Un recente studio evidenzia che le cinque maggiori multinazionali del cibo emettono, su scala globale, delle quantità di anidride carbonica superiori rispetto ad alcuni colossi dell’energia. Insomma, oggi carne e latticini fanno più danno del petrolio.
Uno studio intitolato Emissions impossible – How big meat and dairy are heating up the planet, condotto dall’IAPT, l’Institute for Agricolture and Trade Policy, ente promotore della sostenibilità nel commercio e nell’agricoltura, e dalla ONG Grain ha dimostrato che nel mondo di oggi, a differenza di quanto si possa superficialmente pensare, il settore petroliferonon è il più impattante a livello ambientale.
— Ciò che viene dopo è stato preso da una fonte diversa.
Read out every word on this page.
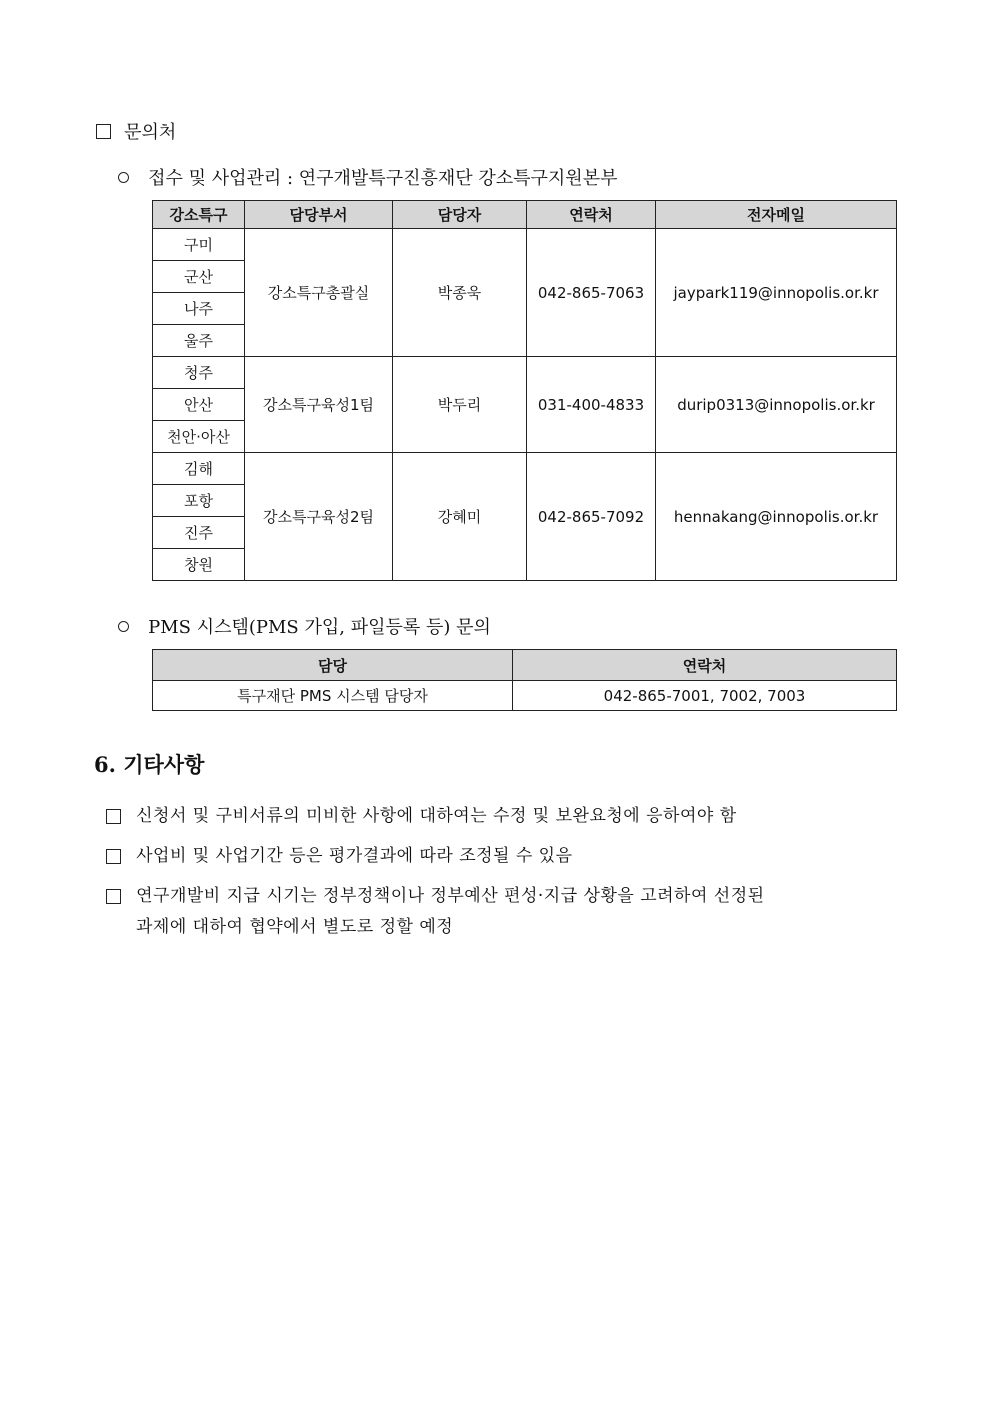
문의처
접수 및 사업관리 : 연구개발특구진흥재단 강소특구지원본부
강소특구	담당부서	담당자	연락처	전자메일
구미	강소특구총괄실	박종욱	042-865-7063	jaypark119@innopolis.or.kr
군산				
나주				
울주				
청주	강소특구육성1팀	박두리	031-400-4833	durip0313@innopolis.or.kr
안산				
천안·아산				
김해	강소특구육성2팀	강혜미	042-865-7092	hennakang@innopolis.or.kr
포항				
진주				
창원				
PMS 시스템(PMS 가입, 파일등록 등) 문의
담당	연락처
특구재단 PMS 시스템 담당자	042-865-7001, 7002, 7003
6. 기타사항
신청서 및 구비서류의 미비한 사항에 대하여는 수정 및 보완요청에 응하여야 함
사업비 및 사업기간 등은 평가결과에 따라 조정될 수 있음
연구개발비 지급 시기는 정부정책이나 정부예산 편성·지급 상황을 고려하여 선정된
과제에 대하여 협약에서 별도로 정할 예정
Dal rapporto è infatti emerso che sono le cinque maggiori compagnie produttrici di carne e latticini a livello mondiale i maggiori responsabili delle emissioni di CO2. Secondo l’indagine la quantità di anidride carbonica emessa dalle aziende incriminate supera di netto il valore imputabile all’industria energetica e del petrolio.
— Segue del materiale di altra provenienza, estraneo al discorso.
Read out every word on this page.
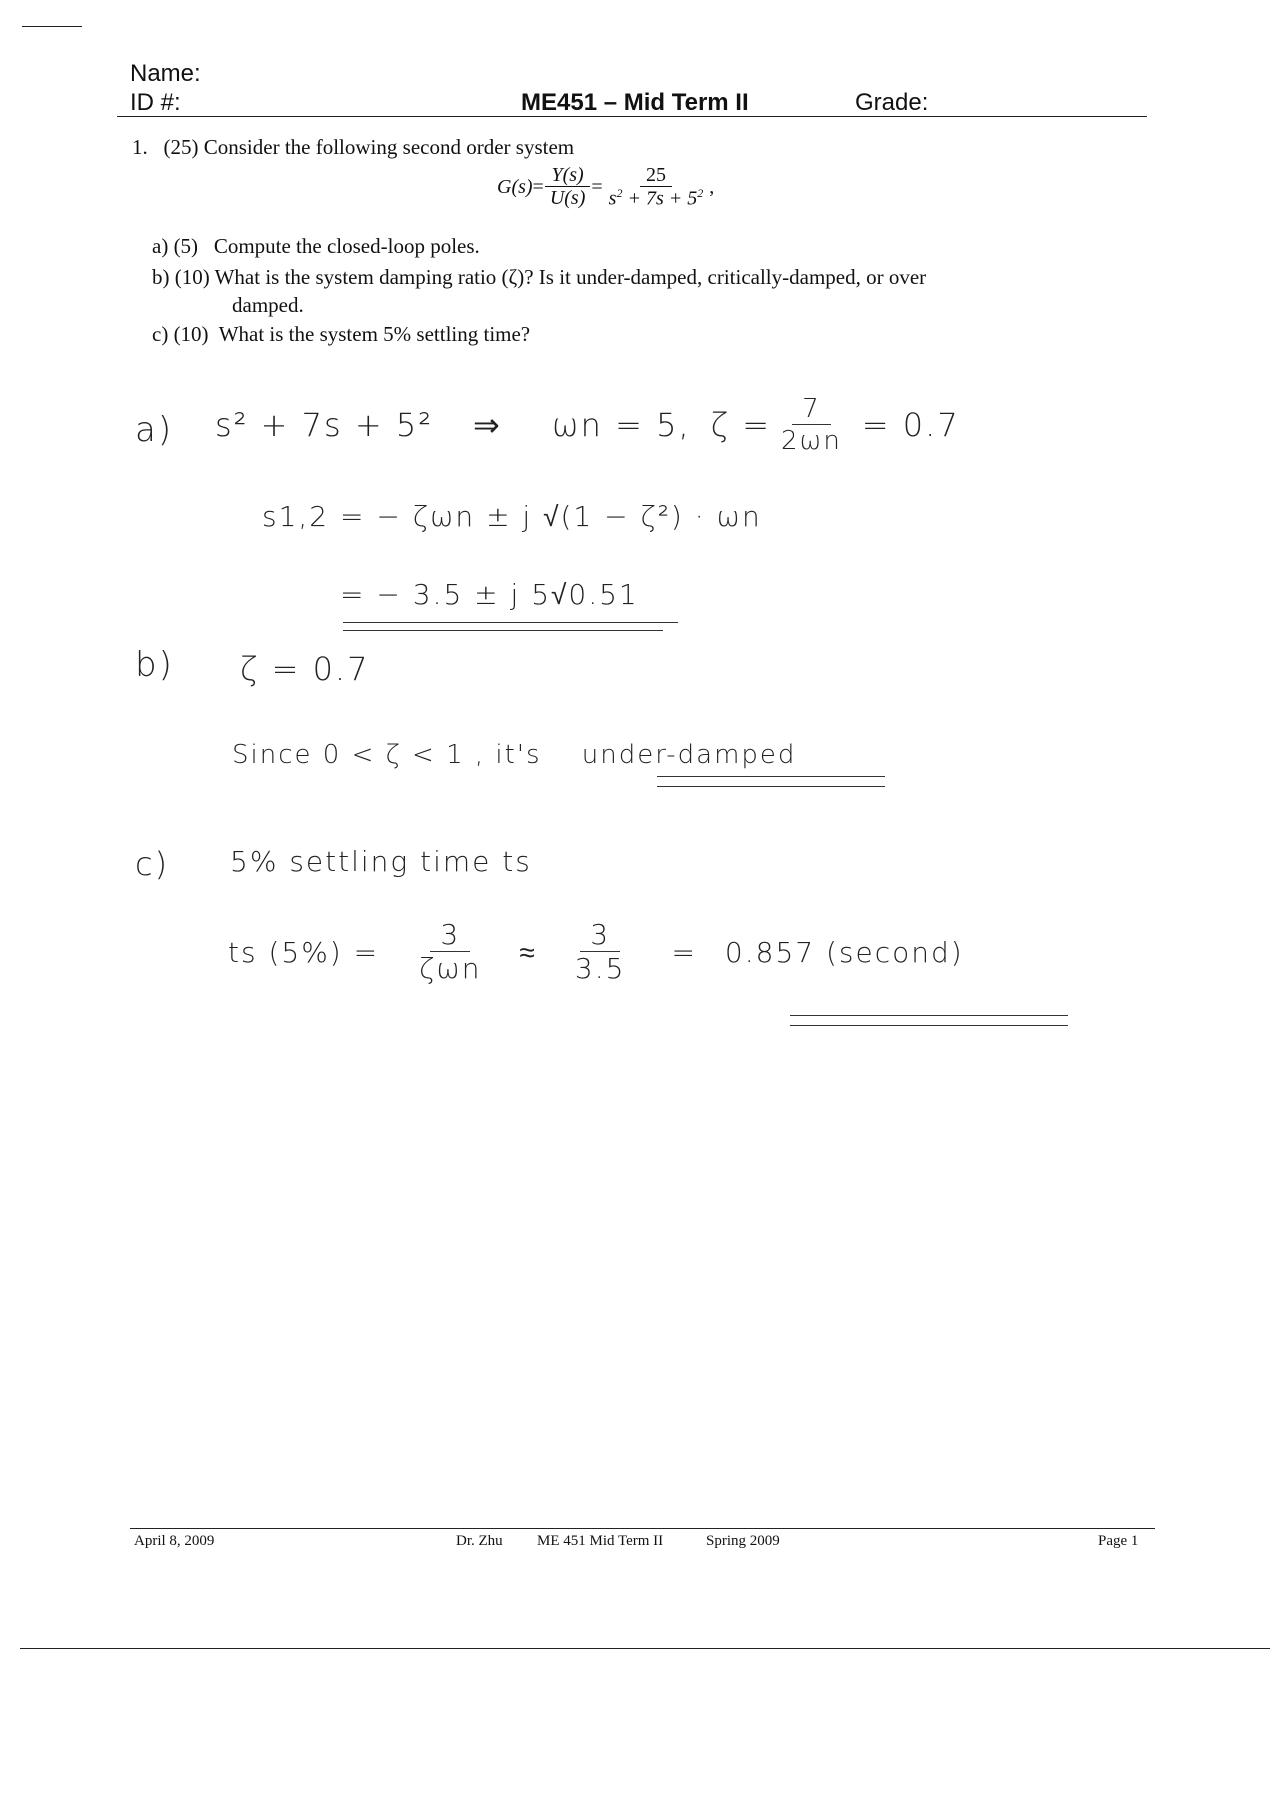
Name:
ID #:	ME451 – Mid Term II	Grade:
1. (25) Consider the following second order system
$G(s) = \frac{Y(s)}{U(s)} = \frac{25}{s^2 + 7s + 5^2}$ ,
a) (5) Compute the closed-loop poles.
b) (10) What is the system damping ratio (ζ)? Is it under-damped, critically-damped, or over
damped.
c) (10) What is the system 5% settling time?
a) s² + 7s + 5² ⇒ ωn = 5, $\zeta = \frac{7}{2\omega n} = 0.7$
s1,2 = − ζωn ± j √(1 − ζ²) · ωn
= − 3.5 ± j 5√0.51
b) ζ = 0.7
Since 0 < ζ < 1 , it's under-damped
c) 5% settling time ts
ts $(5\%) = \frac{3}{\text{ζωn}} \approx \frac{3}{3.5} = 0.857$ (second)
April 8, 2009	Dr. Zhu ME 451 Mid Term II	Spring 2009	Page 1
I numeri risultanti dal rapporto sono impressionanti: l’ammontare di CO2 prodotta annualmente da ciascuna di queste compagnie alimentari supererebbe addirittura le quantità di cui sono responsabili intere nazioni quali la Germania, il Canada o l’Australia.
A rendere ancora più grave la situazione è il fatto che soltanto un’infinitesima parte delle aziende alimentari coinvolte dichiara pubblicamente i dati relativi alle emissioni di gas serra di cui sono responsabili. Rifacendosi allora alla celebre massima secondo la quale a pensar male si fa peccato ma quasi sempre si indovina, viene da chiedersi perché la stragrande maggioranza delle aziende finite sotto la lente d’ingrandimento tenga celati i propri dati.
Alla luce di questi dati verrebbe da dire che quello in cui stiamo vivendo oggi è un mondo spaccato a metà. Da una parte abbiamo interi paesi, governi, imprese e singoli cittadini che si impegnano quotidianamente per cercare di rispettare gli accordi internazionali in tema di inquinamento e clima. Soggetti che investono per ridurre l’impatto della mobilità e dell’edilizia per esempio, che promuovono l’utilizzo di fonti di energia rinnovabili, il passaggio a un’economia sempre più circolare e il taglio degli sprechi. L’altra parte invece è caratterizzata da politiche governative e aziendali assolutamente anacronistiche, dove compagnie e grandi gruppi continuano imperterriti a investire sui combustibili fossili senza per altro rendicontare su quale sia il loro reale impatto sull’ambiente.
Per fare in modo che le battaglie che molti, grandi e piccoli, combattono ogni giorno, alcune abitudini devono cambiare. Per fare in modo di riuscire a contenere l’innalzamento globale delle temperature entro quel grado e mezzo che fa sempre più paura, devono essere prese ulteriori precauzioni e messi in atto altri più sostanziali cambiamenti.
Oggi non basta più promuovere la circolarità dell’economia, la riduzione degli sprechi e la cultura del riuso e del riciclo ma diventa necessario anche comprendere che la dieta di alcune popolazioni non è più sostenibile. Occorre educare le persone alla riduzione dei consumi di carne laddove non siano necessari, a prendere le distanze da tutti quei prodotti provenienti dall’industria degli allevamenti intensivi e favorire il consumo di prodotti locali, per il bene del singolo e dell’intero pianeta.